Jargon Buster

Andy - The man behind the funny, also Store Manager
Me - Doing his dirty work
BP - British Petroleum
CSA - Customer (S - Dont Know) (A - Not too sure)
Solihull - A place
HHT - ( Something ) ( Something ) Terminal
BP M&S - Sells food, fuel, booze, no clothes, definitely no ponies
Undertaker - Andy's Neighbour
Ennit - Brummie Slang for Isn't It ( I think )

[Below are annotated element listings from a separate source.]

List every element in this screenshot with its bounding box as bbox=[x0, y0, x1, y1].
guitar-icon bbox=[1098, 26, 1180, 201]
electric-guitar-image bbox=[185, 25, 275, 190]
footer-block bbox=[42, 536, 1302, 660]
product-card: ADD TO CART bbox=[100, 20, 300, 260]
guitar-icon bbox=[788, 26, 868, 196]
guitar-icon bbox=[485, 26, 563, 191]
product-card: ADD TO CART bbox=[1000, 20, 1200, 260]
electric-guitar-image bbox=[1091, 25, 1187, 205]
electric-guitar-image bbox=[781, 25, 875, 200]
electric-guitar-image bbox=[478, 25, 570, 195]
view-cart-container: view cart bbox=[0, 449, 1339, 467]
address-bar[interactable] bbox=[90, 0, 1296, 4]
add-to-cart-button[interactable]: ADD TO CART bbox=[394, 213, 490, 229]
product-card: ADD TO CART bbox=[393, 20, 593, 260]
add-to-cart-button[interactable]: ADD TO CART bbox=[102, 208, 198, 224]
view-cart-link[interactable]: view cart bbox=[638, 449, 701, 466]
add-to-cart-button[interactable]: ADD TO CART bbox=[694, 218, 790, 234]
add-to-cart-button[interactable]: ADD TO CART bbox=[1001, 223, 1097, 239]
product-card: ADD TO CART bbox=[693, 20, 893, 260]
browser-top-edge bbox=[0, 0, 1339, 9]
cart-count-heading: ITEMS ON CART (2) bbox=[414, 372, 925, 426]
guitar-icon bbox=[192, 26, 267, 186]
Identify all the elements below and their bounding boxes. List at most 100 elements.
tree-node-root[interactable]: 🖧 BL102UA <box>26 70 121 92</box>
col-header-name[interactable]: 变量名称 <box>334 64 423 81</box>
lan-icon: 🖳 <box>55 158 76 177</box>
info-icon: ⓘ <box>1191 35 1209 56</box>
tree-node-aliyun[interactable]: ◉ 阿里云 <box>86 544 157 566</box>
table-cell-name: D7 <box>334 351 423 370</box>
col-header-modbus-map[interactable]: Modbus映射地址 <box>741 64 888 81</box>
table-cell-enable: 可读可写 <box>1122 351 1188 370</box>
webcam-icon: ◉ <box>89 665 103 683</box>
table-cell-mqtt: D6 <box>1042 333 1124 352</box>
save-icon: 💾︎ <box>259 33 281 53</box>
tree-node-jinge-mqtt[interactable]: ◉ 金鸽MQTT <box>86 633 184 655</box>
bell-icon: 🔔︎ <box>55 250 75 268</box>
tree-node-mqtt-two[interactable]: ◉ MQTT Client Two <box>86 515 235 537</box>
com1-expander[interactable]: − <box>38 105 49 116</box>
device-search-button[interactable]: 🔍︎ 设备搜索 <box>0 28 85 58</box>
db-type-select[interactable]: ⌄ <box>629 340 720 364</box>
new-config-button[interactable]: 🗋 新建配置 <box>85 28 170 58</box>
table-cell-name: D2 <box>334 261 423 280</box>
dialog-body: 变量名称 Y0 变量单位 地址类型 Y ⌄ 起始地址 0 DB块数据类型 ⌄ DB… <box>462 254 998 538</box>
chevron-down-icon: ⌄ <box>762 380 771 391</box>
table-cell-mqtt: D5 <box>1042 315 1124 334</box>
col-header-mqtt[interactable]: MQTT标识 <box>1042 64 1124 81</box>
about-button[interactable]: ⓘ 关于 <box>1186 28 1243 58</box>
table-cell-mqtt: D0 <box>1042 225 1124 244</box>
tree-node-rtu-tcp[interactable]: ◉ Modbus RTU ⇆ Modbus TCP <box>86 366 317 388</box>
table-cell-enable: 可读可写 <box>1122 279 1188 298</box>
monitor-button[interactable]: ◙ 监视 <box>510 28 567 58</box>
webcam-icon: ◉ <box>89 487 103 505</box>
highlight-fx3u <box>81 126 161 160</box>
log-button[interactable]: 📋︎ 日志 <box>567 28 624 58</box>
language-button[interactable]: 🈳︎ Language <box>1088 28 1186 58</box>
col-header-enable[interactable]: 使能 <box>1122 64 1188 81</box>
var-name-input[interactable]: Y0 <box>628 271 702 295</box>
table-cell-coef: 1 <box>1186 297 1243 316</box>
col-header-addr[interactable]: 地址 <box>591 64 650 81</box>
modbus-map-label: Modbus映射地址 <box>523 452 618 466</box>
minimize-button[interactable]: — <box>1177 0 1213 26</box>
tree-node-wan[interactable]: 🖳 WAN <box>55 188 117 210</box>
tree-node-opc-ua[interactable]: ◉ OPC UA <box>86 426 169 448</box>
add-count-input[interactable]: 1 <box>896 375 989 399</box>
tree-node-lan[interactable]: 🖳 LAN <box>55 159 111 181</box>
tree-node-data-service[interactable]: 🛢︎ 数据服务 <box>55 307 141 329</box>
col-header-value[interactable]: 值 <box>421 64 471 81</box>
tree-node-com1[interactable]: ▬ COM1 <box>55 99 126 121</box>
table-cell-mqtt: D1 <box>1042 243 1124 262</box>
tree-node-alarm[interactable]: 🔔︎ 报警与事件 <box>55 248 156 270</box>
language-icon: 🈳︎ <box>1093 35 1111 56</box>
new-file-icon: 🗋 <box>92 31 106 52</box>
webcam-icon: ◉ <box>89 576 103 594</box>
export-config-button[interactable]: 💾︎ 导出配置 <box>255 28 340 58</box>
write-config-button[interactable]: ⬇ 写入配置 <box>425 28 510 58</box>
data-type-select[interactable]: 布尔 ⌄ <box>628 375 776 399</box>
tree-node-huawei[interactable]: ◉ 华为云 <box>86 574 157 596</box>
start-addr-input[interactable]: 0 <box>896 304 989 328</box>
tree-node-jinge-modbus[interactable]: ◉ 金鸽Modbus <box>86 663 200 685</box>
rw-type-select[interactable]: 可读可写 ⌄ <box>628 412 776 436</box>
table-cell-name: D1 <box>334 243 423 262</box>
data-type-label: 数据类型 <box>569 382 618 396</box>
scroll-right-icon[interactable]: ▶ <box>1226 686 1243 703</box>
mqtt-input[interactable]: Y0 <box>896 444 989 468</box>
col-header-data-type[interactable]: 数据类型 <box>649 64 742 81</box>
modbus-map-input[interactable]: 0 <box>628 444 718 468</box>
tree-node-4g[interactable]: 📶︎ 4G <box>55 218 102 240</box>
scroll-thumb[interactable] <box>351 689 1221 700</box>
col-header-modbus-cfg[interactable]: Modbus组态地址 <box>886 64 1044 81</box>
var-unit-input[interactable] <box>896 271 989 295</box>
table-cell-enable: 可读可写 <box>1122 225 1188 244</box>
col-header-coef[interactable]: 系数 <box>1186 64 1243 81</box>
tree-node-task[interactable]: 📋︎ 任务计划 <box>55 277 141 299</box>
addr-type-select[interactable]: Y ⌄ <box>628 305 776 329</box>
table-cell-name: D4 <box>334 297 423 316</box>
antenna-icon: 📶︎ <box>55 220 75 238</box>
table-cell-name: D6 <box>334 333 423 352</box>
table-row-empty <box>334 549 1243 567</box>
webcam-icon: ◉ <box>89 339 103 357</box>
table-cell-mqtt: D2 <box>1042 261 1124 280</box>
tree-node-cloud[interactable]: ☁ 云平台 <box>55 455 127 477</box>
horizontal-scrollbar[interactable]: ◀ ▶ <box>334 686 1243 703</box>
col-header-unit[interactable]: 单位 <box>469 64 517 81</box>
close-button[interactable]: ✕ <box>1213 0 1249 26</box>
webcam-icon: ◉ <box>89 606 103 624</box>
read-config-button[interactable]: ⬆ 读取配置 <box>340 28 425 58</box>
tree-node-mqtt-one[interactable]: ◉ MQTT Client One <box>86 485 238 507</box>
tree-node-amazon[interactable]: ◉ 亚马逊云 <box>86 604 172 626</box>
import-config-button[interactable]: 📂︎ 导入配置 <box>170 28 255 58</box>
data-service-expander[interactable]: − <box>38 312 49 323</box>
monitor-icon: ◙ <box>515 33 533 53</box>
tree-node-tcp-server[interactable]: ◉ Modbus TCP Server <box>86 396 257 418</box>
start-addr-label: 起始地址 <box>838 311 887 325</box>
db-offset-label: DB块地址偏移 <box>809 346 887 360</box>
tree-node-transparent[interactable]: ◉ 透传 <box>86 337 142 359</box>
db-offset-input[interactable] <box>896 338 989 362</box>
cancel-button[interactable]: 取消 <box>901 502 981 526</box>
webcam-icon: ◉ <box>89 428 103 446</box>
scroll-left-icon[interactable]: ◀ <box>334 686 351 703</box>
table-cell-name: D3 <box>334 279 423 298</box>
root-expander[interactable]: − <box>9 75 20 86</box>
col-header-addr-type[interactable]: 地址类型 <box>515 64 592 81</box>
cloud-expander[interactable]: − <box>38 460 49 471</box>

Anything Else - Go back to school!

9 Out Of Every 10 Men

Its not possible to put out the magazines of a morning without being amazed by the lurid and frankly bizarre strap lines on the womens mags. Increasingly extreme real life tails emblazoned across them, such as, I married an axe murderer and, my mother ran off with my wife etc can only be detrimental to the mental health of anyone exposed to them for any length of time. And so it is I worry about my night crew. For one thing the amount of sex surveys to end all sex surveys the mags proclaim is definitely worrying, I want to keep my night crew away from sex and the prospect of procreation in general. For the good of mankind you understand....some of us were made to propogate the species whilst others, well, should be shall we say be protected botth them and (particularly)any prospective mate. After all it'd only confuse them anyways, they break out in a cold sweat if a woman addresses them directly, might be she only asks them the time but no matter for they'll still get in a fluster.

Speaking of sex surveys anyway, i'm regularly accosted on visits to town by everyone from political surveys to scientology stress tests, usually proffered by impossibly white teethed beautiful people, the Scientologists that is not the surveyors who are usually mad haired ladies of a certain age ....potential mates for night crew perhaps....NO! DO I LOOK F&$€£@G STRESSED?.....but never have I been asked to take part in a sex survey.? Law of averages would dictate I should be getting asked at least bi-monthly?Maybe the subjects of sex surveys are not ordinary upstanding citizens of renown such as you or I, but are the denizens who frequent the little side street stores with blacked out windows....ADULT BOOKS....you know the ones, yeah you do.....and I for one don't think I care to base my sexual exploits on the learnings from those guys!